Responses were so thoughtful and thought-provoking. Desmond Wong, Outreach Librarian at the University of Toronto, shared the problematic nature of current information literacy education in relation to searching for and accessing indigenous peoples’ knowledge. This idea is seconded by research done by Alex Watkins of University of Colorado Boulder, who sees this emphasis on academic textual sources as “academics policing the boundaries of authority as well as elevating a particular way of knowing.” (Side note: Both Desmond and Alex have done some excellent work researching indigenous knowledge practices and information literacy). And Karen Nicholson pointed me to the great chapter by Alison Hicks on this very topic in her recent book co-edited with Maura Seale, The Politics of Theory and the Practice of Critical Librarianship

In Making the Case for a Sociocultural Perspective on Information Literacy, Alison Hicks moves beyond the ACRL Framework vs. Standards debate to advocate for a sociocultural approach to information literacy. This focuses on the ways in which information literacy “shows itself” in different communities, and the ways in which it is shaped by different contexts. A sociocultural approach to information literacy shows us that the way we’ve defined information literacy as librarians is just one version of information literacy. It is a “social practice that emerges from a community’s information interactions” (p. 73). But by adopting a “single understanding of information literacy” as the information literacy, we impose one group’s knowledge practices on another (p. 75). What we are teaching in academic libraries is specific to an academic context, but we are teaching it as though it is universal.
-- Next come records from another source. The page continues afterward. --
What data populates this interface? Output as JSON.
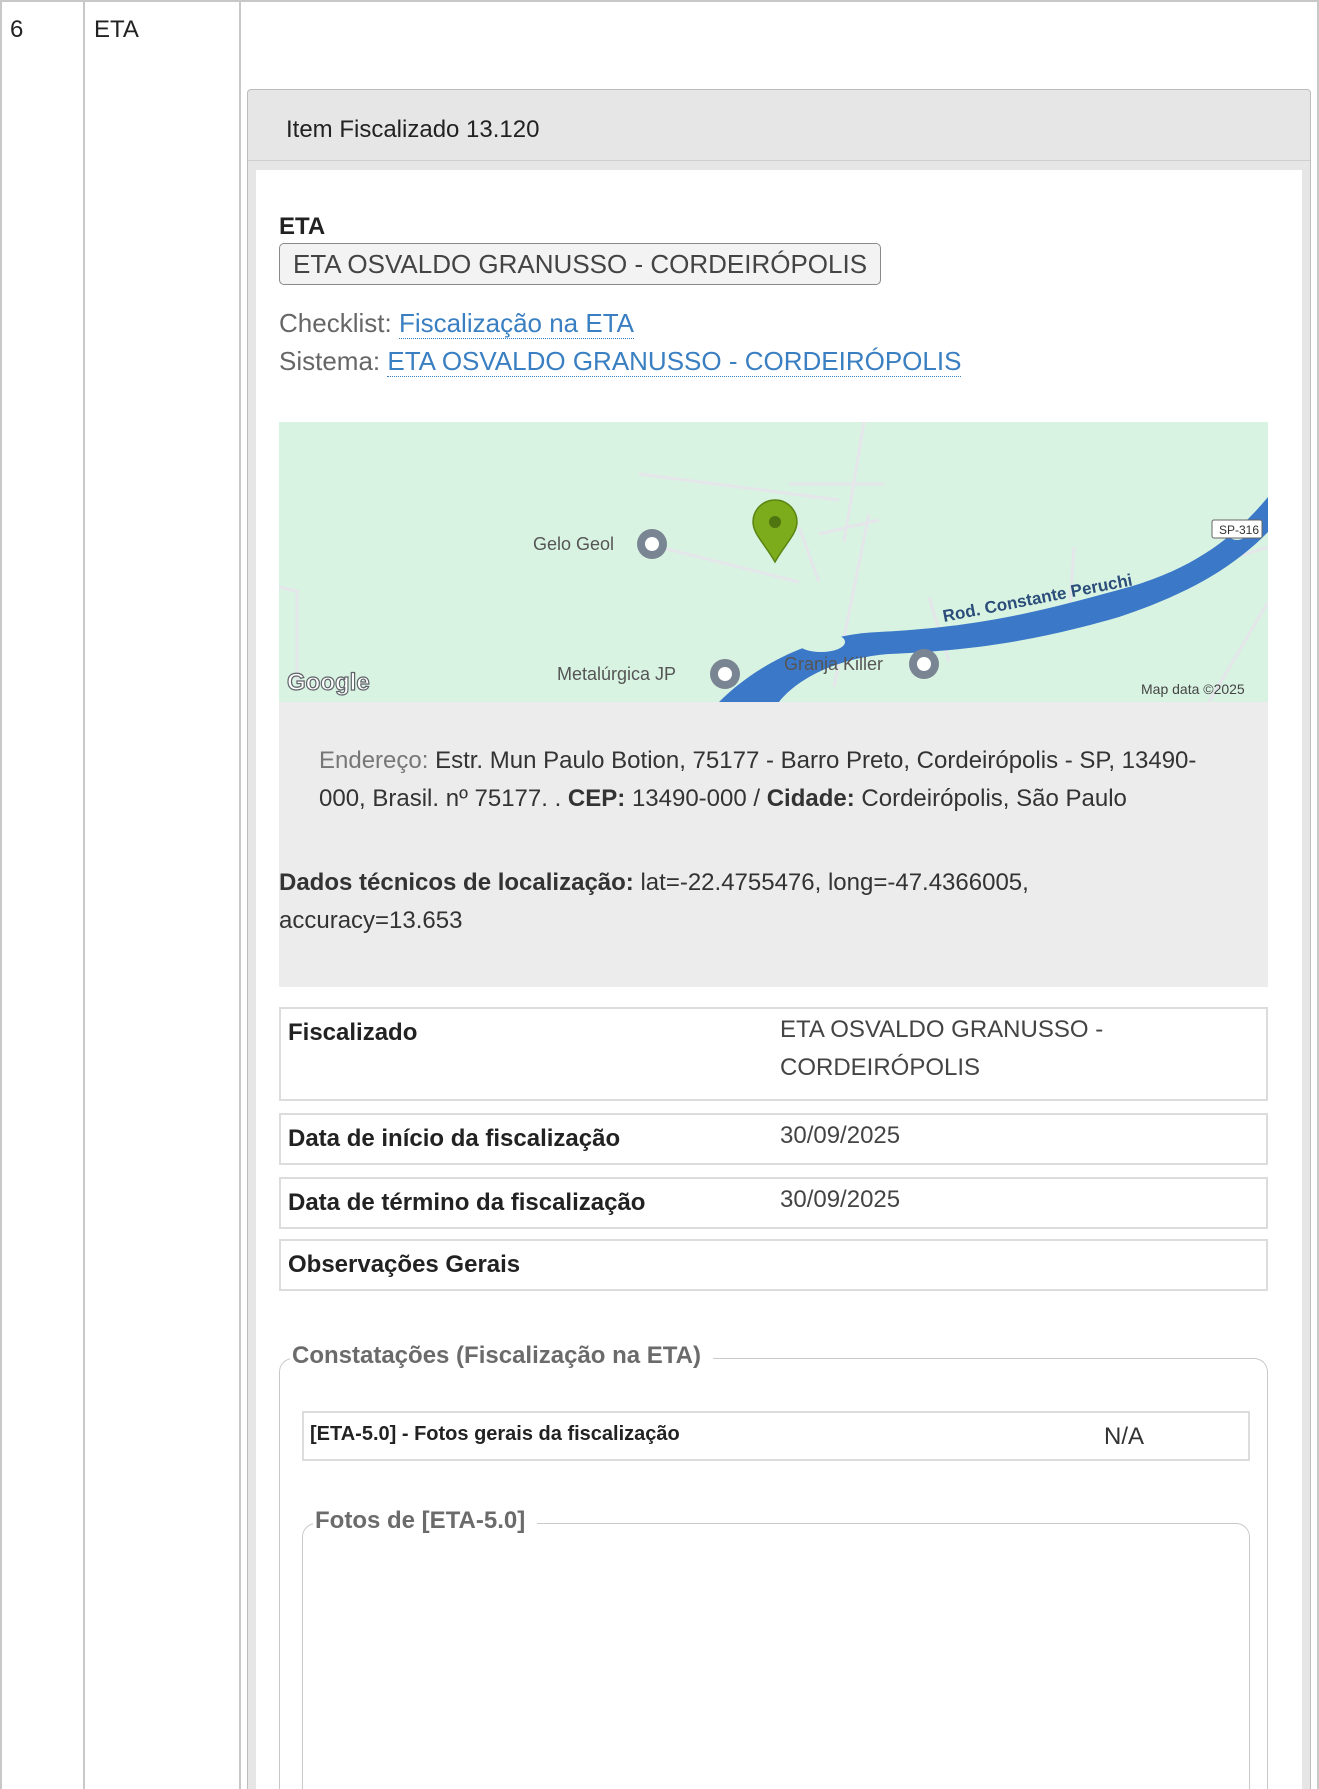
{
  "row": {
    "number": "6",
    "name": "ETA"
  },
  "card": {
    "header": "Item Fiscalizado 13.120",
    "eta_label": "ETA",
    "eta_tag": "ETA OSVALDO GRANUSSO - CORDEIRÓPOLIS",
    "checklist_label": "Checklist:",
    "checklist_link": "Fiscalização na ETA",
    "sistema_label": "Sistema:",
    "sistema_link": "ETA OSVALDO GRANUSSO - CORDEIRÓPOLIS"
  },
  "map": {
    "places": [
      "Gelo Geol",
      "Metalúrgica JP",
      "Granja Killer"
    ],
    "road": "Rod. Constante Peruchi",
    "shield": "SP-316",
    "brand": "Google",
    "attribution": "Map data ©2025",
    "colors": {
      "land": "#d9f3e3",
      "river": "#3b78c7",
      "marker": "#7cab1c"
    }
  },
  "location": {
    "endereco_label": "Endereço:",
    "endereco_text": "Estr. Mun Paulo Botion, 75177 - Barro Preto, Cordeirópolis - SP, 13490-000, Brasil. nº 75177. .",
    "cep_label": "CEP:",
    "cep_value": "13490-000 /",
    "cidade_label": "Cidade:",
    "cidade_value": "Cordeirópolis, São Paulo",
    "tech_label": "Dados técnicos de localização:",
    "tech_value": "lat=-22.4755476, long=-47.4366005, accuracy=13.653"
  },
  "details": [
    {
      "label": "Fiscalizado",
      "value": "ETA OSVALDO GRANUSSO - CORDEIRÓPOLIS"
    },
    {
      "label": "Data de início da fiscalização",
      "value": "30/09/2025"
    },
    {
      "label": "Data de término da fiscalização",
      "value": "30/09/2025"
    },
    {
      "label": "Observações Gerais",
      "value": ""
    }
  ],
  "constatacoes": {
    "legend": "Constatações (Fiscalização na ETA)",
    "item_label": "[ETA-5.0] - Fotos gerais da fiscalização",
    "item_value": "N/A",
    "fotos_legend": "Fotos de [ETA-5.0]"
  }
}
I can already hear the dissent brewing, because so entrenched is my relationship to a particular type of information literacy that I had a similar, initial, knee-jerk reaction. “But we need to teach students how to use and understand these textual, scholarly resources precisely because they are new and they have never used them before!” I had to counter my own reaction with a blog post I read a few years ago by the ever-prolific Barbara Fister. Referencing the PIL study that looks at info-seeking behavior of recent college graduates, she laments the difficulty these young adults have setting up their own personal learning networks. We’ve focused so strongly on information as a textual source in information literacy education, that we don’t address the information literacy practices of different communities, including the workplace. Think about the last time you started a new job and how you gathered new information about your place of work. Did you immediately start digging into scholarly articles about best practices? Or did you set up formal and informal information appointments with your new colleagues? I think we all know the power of information in the workplace and our lives, and we’d be lying if we said we got all of this information from reading text, much less academic texts.

I’ve been deep in this idea lately as I start a new job and seek resources for my son who has various learning differences. As much as I want to say that scholarly, empirical research articles have been my go-to information sources, they absolutely haven’t. For me, as a new employee, my information literacy practices have centered around talking to people and learning from their experiences and institutional knowledge. For me, as a parent of a child with learning differences, my information literacy practices have centered around meeting and speaking with other parents and special needs education advocates. This is the information literacy I practice in my daily life, and I am starting to think more and more about how to incorporate this into the work I do with students, librarians, and faculty as an information literacy educator.